The Cockaynes were Knights of the Shire for generations. The founder of the Cockaynes, we are told, was a relative of the Conqueror. The splendor of their house, however, needs no doubtful kindred ship with Royalty to enhance it.
The life of Bryan Cockayne, second Viscount, gives us a little drama. At the age of eighteen he was betrothed to the “beautiful Elizabeth Trentham” while in Italy, where he jilted an Italian lady (said to have been a Countess), who loved him with all the passionate fire of her country. On the very day of his marriage, their guests were sitting down to the banquet in The Great Hall at Rushton, the victim of his sports abroad turned up, and, in the midst of the assembly, uttered a terrible curse, prophesying misery and want, enforcing this curse by drinking from a Goblet to their perdition. The Italian Lady then left the Great hall and not a single guest uttered a word. The servants could not find the Lady; she had disappeared into the darkness.

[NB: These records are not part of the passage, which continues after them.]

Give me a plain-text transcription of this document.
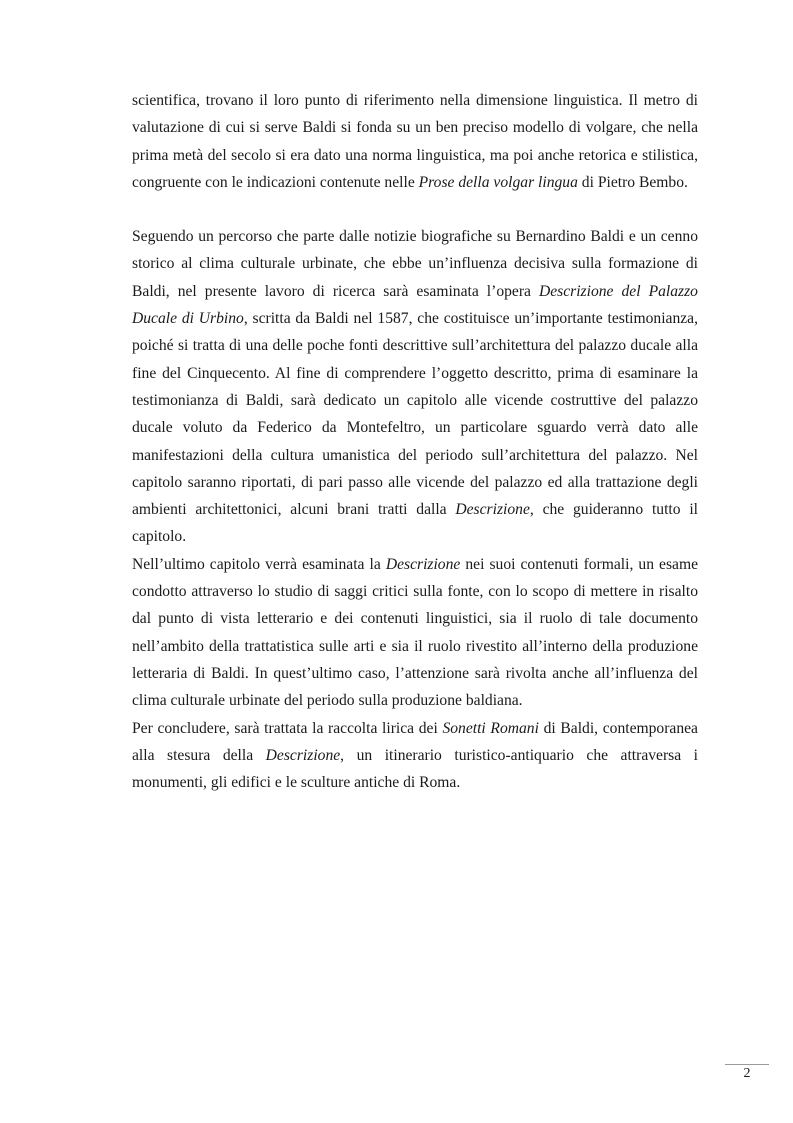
scientifica, trovano il loro punto di riferimento nella dimensione linguistica. Il metro di valutazione di cui si serve Baldi si fonda su un ben preciso modello di volgare, che nella prima metà del secolo si era dato una norma linguistica, ma poi anche retorica e stilistica, congruente con le indicazioni contenute nelle Prose della volgar lingua di Pietro Bembo.

Seguendo un percorso che parte dalle notizie biografiche su Bernardino Baldi e un cenno storico al clima culturale urbinate, che ebbe un’influenza decisiva sulla formazione di Baldi, nel presente lavoro di ricerca sarà esaminata l’opera Descrizione del Palazzo Ducale di Urbino, scritta da Baldi nel 1587, che costituisce un’importante testimonianza, poiché si tratta di una delle poche fonti descrittive sull’architettura del palazzo ducale alla fine del Cinquecento. Al fine di comprendere l’oggetto descritto, prima di esaminare la testimonianza di Baldi, sarà dedicato un capitolo alle vicende costruttive del palazzo ducale voluto da Federico da Montefeltro, un particolare sguardo verrà dato alle manifestazioni della cultura umanistica del periodo sull’architettura del palazzo. Nel capitolo saranno riportati, di pari passo alle vicende del palazzo ed alla trattazione degli ambienti architettonici, alcuni brani tratti dalla Descrizione, che guideranno tutto il capitolo.

Nell’ultimo capitolo verrà esaminata la Descrizione nei suoi contenuti formali, un esame condotto attraverso lo studio di saggi critici sulla fonte, con lo scopo di mettere in risalto dal punto di vista letterario e dei contenuti linguistici, sia il ruolo di tale documento nell’ambito della trattatistica sulle arti e sia il ruolo rivestito all’interno della produzione letteraria di Baldi. In quest’ultimo caso, l’attenzione sarà rivolta anche all’influenza del clima culturale urbinate del periodo sulla produzione baldiana.

Per concludere, sarà trattata la raccolta lirica dei Sonetti Romani di Baldi, contemporanea alla stesura della Descrizione, un itinerario turistico-antiquario che attraversa i monumenti, gli edifici e le sculture antiche di Roma.

2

Days later a local man reported he had seen a fine Lady dressed as a bride walking the Lake on the south Terrace of Rushton Hall, he approached and she disappeared in to the evening mist. There was a search for her but she was never found, and she was known locally as Lady in white or Lady of the Lake. Her curse came true; Lord Cullen died a poor man and Lady Cullen outlived him by 20 years, and died in poverty in a house in nearby Kettering.